She had come into work before the sun was up just for this: the culmination of many weeks spent perfecting her no-knead recipe. Each batch of dough had a slightly different ratio of bread flour to whole wheat, or salt to water. The doughs had risen overnight, and now they were nearly ready for the decisive bake. Simone could feel her excitement building, and in the quiet of the test kitchen, which was empty at this early hour, she allowed herself a pleased hum. She gave the ninth and final batch of sourdough its third fold-and-turn, then placed it gently in a parchment-lined bowl, where it joined the lineup. She frowned, giving the bowl a slight nudge.
There. Now all nine bowls were perfectly aligned in a neat row of stainless steel to match the rest of the sterile industrial kitchen. She jotted down a quick note to herself so she could keep them all straight—they were arranged from most bread flour to least starting on her left—and tucked the note in her apron pocket.

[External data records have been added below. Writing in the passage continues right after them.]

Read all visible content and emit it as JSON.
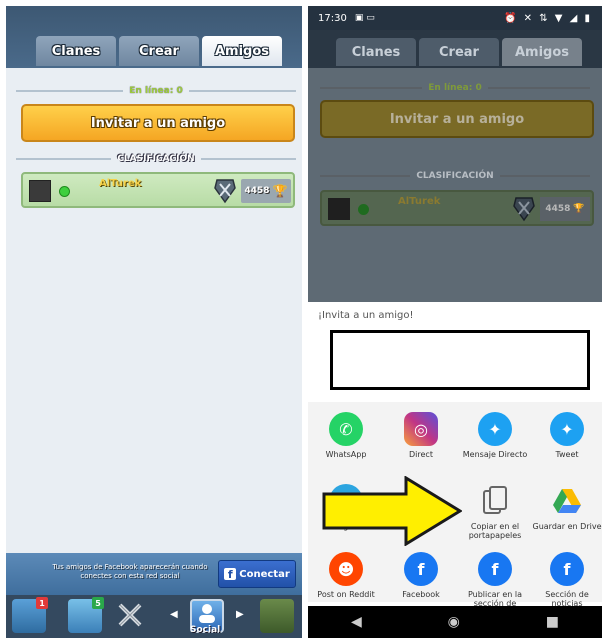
{
  "left": {
    "tabs": [
      {
        "label": "Clanes",
        "active": false
      },
      {
        "label": "Crear",
        "active": false
      },
      {
        "label": "Amigos",
        "active": true
      }
    ],
    "online_label": "En línea: 0",
    "invite_button": "Invitar a un amigo",
    "ranking_label": "CLASIFICACIÓN",
    "friend": {
      "name": "AlTurek",
      "trophies": "4458",
      "status_color": "#3fcf3f"
    },
    "facebook_banner": {
      "text": "Tus amigos de Facebook aparecerán cuando conectes con esta red social",
      "button_label": "Conectar"
    },
    "bottom_nav": {
      "badges": [
        "1",
        "5"
      ],
      "social_label": "Social"
    },
    "colors": {
      "accent": "#f5a623",
      "header": "#3d5873",
      "bg": "#e9eef3"
    }
  },
  "right": {
    "status": {
      "time": "17:30",
      "icons": "⏰ ✕ ⇅ ▼ ◢ ▮"
    },
    "dim_tabs": [
      "Clanes",
      "Crear",
      "Amigos"
    ],
    "dim_online_label": "En línea: 0",
    "dim_invite_button": "Invitar a un amigo",
    "dim_ranking_label": "CLASIFICACIÓN",
    "dim_friend": {
      "name": "AlTurek",
      "trophies": "4458"
    },
    "share": {
      "title": "¡Invita a un amigo!",
      "apps": [
        {
          "name": "WhatsApp",
          "label": "WhatsApp",
          "color": "#25d366",
          "icon": "whatsapp-icon"
        },
        {
          "name": "Direct",
          "label": "Direct",
          "color": "#c13584",
          "icon": "instagram-icon"
        },
        {
          "name": "Mensaje Directo",
          "label": "Mensaje Directo",
          "color": "#1da1f2",
          "icon": "twitter-icon"
        },
        {
          "name": "Tweet",
          "label": "Tweet",
          "color": "#1da1f2",
          "icon": "twitter-icon"
        },
        {
          "name": "Telegram",
          "label": "Telegram",
          "color": "#2ca5e0",
          "icon": "telegram-icon"
        },
        {
          "name": "Copiar en el portapapeles",
          "label": "Copiar en el portapapeles",
          "color": "#ffffff",
          "icon": "copy-icon"
        },
        {
          "name": "Guardar en Drive",
          "label": "Guardar en Drive",
          "color": "#ffffff",
          "icon": "drive-icon"
        },
        {
          "name": "Post on Reddit",
          "label": "Post on Reddit",
          "color": "#ff4500",
          "icon": "reddit-icon"
        },
        {
          "name": "Facebook",
          "label": "Facebook",
          "color": "#1877f2",
          "icon": "facebook-icon"
        },
        {
          "name": "Publicar en la sección de",
          "label": "Publicar en la sección de",
          "color": "#1877f2",
          "icon": "facebook-icon"
        },
        {
          "name": "Sección de noticias",
          "label": "Sección de noticias",
          "color": "#1877f2",
          "icon": "facebook-icon"
        }
      ]
    },
    "nav": {
      "back": "◀",
      "home": "◉",
      "recent": "■"
    },
    "arrow_color": "#ffef00"
  }
}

Soon she would find out which recipe was the best of the lot. They just needed one last short rise before they went into the oven.
A glance out the window told her the sun was rising, too. Simone took a moment to sip her coffee and watch the peaceful scene unfold outside. From the top floor of the West Village office building, she could see the tiny triangular park across the street, the burbling fountain in its center lined with sleepy pigeons.
She took another drink of coffee. It was good—dark and strong. No one else on staff had the patience and know-how to coax the test kitchen’s overly complicated espresso machine into producing it. Sometimes, she mused, hard work did pay off.
Though she was young—twenty-eight years old—Simone Larkspur had been aggressive in her career as a pastry chef, working long hours in restaurants of incrementally better quality and doggedly writing freelance articles for food and wine publications until she attained her dream job: recipe developer and writer for The Discerning Chef.
Most people had never heard of The Discerning Chef. It was a hybrid publishing company that put out a series of cookbooks and an eponymous magazine “since 1952,” as their logo proudly proclaimed. Their material was aimed, supposedly, at chefs—whether professional or amateur, The Discerning Chef could never seem to decide. Simone had been working there for nearly three years, and she took such pride in her job that she couldn’t imagine doing anything else.
Simone was considering whether she had time to cook herself some breakfast when she heard the test kitchen’s swinging door creak open. She turned, wondering who else would be there so early, and found it was Delilah, the assistant to the editor in chief.
“She wants to see you,” Delilah said in a tone that managed to be both firm and sympathetic. Her crisp shift dress and box braids were as precise as her gesture in the direction of the executive office. “You can go straight in.”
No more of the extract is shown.